With recent technologies improving the patient and provider experience, healthcare has seen a dramatic shift toward adopting these new technologies — including cloud-based solutions — to keep up with the rising demand for telehealth services: the distribution of healthcare information and services remotely through telecommunications technology including long distance patient/clinician contact and care, advice, reminders, education, intervention, monitoring and remote admissions.
Although this technological shift is a welcome change for many patients due to its flexibility, it also creates a specific challenge for healthcare organizations in terms of security. Many IT developers prefer to solve security issues through an all-access approach to coding and implementation; however, the key to remaining HIPAA-compliant and ensuring security with telehealth services is to compartmentalize this access.
It’s vital to know who, when and why direct access is needed before providing it to the appropriate users. While this measure is a fundamental step toward secure telehealth implementation, as with any change, healthcare providers need to prepare for push-back by creating a cultural mindset of security.
Security culture: what’s the big deal?
The healthcare industry has experienced some of the most frequently reported data breaches around the globe, with 377 security incidents reported in 2016 alone. Coupled with the increase in “access points” for telehealth services and protected health information (PHI) — such as desktops, tablets, smartphones and smart medical devices — security in technology has become the most important factor in the effort to protect healthcare organizations.

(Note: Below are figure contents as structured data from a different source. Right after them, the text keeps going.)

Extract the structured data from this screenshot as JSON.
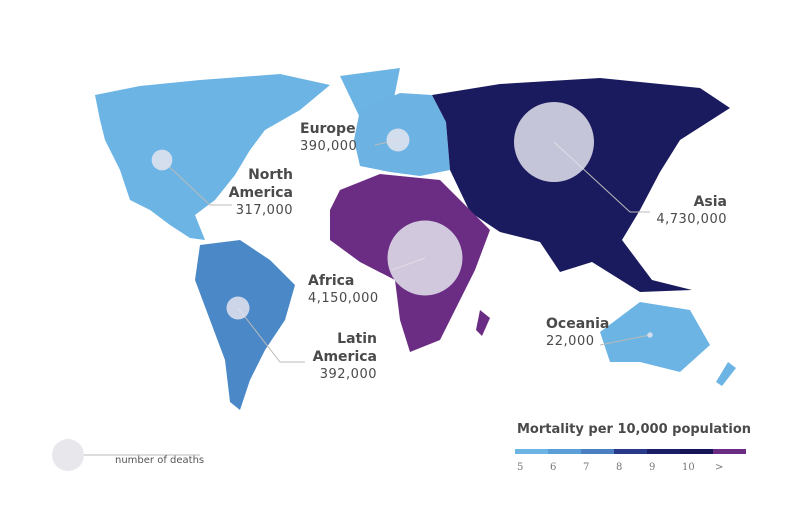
{
  "map": {
    "regions": [
      {
        "name": "North America",
        "deaths": 317000,
        "deaths_label": "317,000",
        "color": "#6cb4e4"
      },
      {
        "name": "Europe",
        "deaths": 390000,
        "deaths_label": "390,000",
        "color": "#6cb2e2"
      },
      {
        "name": "Asia",
        "deaths": 4730000,
        "deaths_label": "4,730,000",
        "color": "#1a1a5e"
      },
      {
        "name": "Africa",
        "deaths": 4150000,
        "deaths_label": "4,150,000",
        "color": "#6a2d83"
      },
      {
        "name": "Latin America",
        "deaths": 392000,
        "deaths_label": "392,000",
        "color": "#4a88c7"
      },
      {
        "name": "Oceania",
        "deaths": 22000,
        "deaths_label": "22,000",
        "color": "#6cb4e4"
      }
    ],
    "size_legend_label": "number of deaths",
    "legend": {
      "title": "Mortality per 10,000 population",
      "ticks": [
        5,
        6,
        7,
        8,
        9,
        10,
        ">"
      ],
      "colors": [
        "#6cb4e4",
        "#5a9fd8",
        "#4a7fc0",
        "#2a3a8a",
        "#1a1f66",
        "#141457",
        "#6a2d83"
      ]
    }
  }
}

With new security risks arising every day, the mindset of healthcare organizations must be as adaptable as the services and software they implement. Designating a strong leader and keeping the following tips in mind can help any healthcare organization make the leap to a culture with a security-focused mindset.
Remember it’s a partnership, not a competition
Innovative technologies and software adoptions — including telehealth implementation — continue to catch on rapidly throughout the healthcare industry. This burning desire for telehealth technology is quite evident from the recent Jackson Healthcare Physician Trends 2016 Report, which projects that the global telemedicine market will grow to more than seven million users in 2018 and increase to $36.2 billion by 2020.
This explosion of technology makes collaboration between organizations more necessary than ever before. Although cooperation between organizations can make both the patient and provider experience more flexible and secure, many healthcare organizations’ IT departments view this collaboration as a threat.
However, both traditional software and cloud-based providers are valuable partners to a healthcare organization’s IT strategy — not competitors. When healthcare IT providers view each other in a negative way, it can be detrimental to the progress and security of any organization, creating a barrier between the organization’s goals of continuing to protect personal data while remaining ahead of its own competition.
A champion in the IT department will act and evaluate all alternatives while attempting to pull technology from a variety of places to give the organization the best advantage to succeed.
Place employee education & training at your core
So, your software is up to date and your IT department has finally seen the light. Now what? The security mindset doesn’t stop there. It needs to be implemented into the core of your healthcare organization.
The 2017 Healthcare Security Study by HIMSS Analytics found that 78% of respondents identified employee security awareness/culture as the overall biggest concern in terms of security threat exposure, and with justified reason. Employee error or negligence is one of the leading causes of healthcare data breaches.
In response, healthcare organizations need to make education a vital component of their culture. Leaders need to take the first step and explain the “why” behind creating an organization that places security at its core. Take specific action; start education at the top and make security training mandatory and continuous.
Companies with policies such as Bring Your Own Device (BYOD), for example, should consider network security within their policies and education to protect against breaches due to increased entry points through multiple connected devices.
Be prepared: it often gets harder before it gets easier
As well-intentioned as this shift in mindset to match the changing environment of technology is, change takes time. Healthcare organizations must be prepared to face opposition as new policies and procedures go into effect. With IoT devices permeating the market, and new security threats consistently on the rise, healthcare organizations must think preventatively in order to change alongside their software.
Especially in light of the recent “Reaper” IoTroop botnet discovery, which targets IoT devices, and this summer’s WannaCry ransomware that plagued the healthcare industry through interrupted operations and infected medical devices, it’s clear that with increased connectivity comes increased risk, regardless of industry.
As healthcare in particular continues implementing innovative services such as telehealth, the state of cybersecurity will significantly impact the future of the industry. After all, the Identity Theft Resource Center (ITRC) reports that total breaches in the US increased by 40% between 2015 and 2016 and, according to the Ponemon Institute, the average cost of a security breach reached $4 million in 2016.
The concern for strong cybersecurity should be pushing all industries to be mindful as they innovate. However, alongside these software upgrades needs to be a matched awareness of procedural effects on cybersecurity and the need for an internal mindset that puts security best practices first — regardless of IT operational preferences.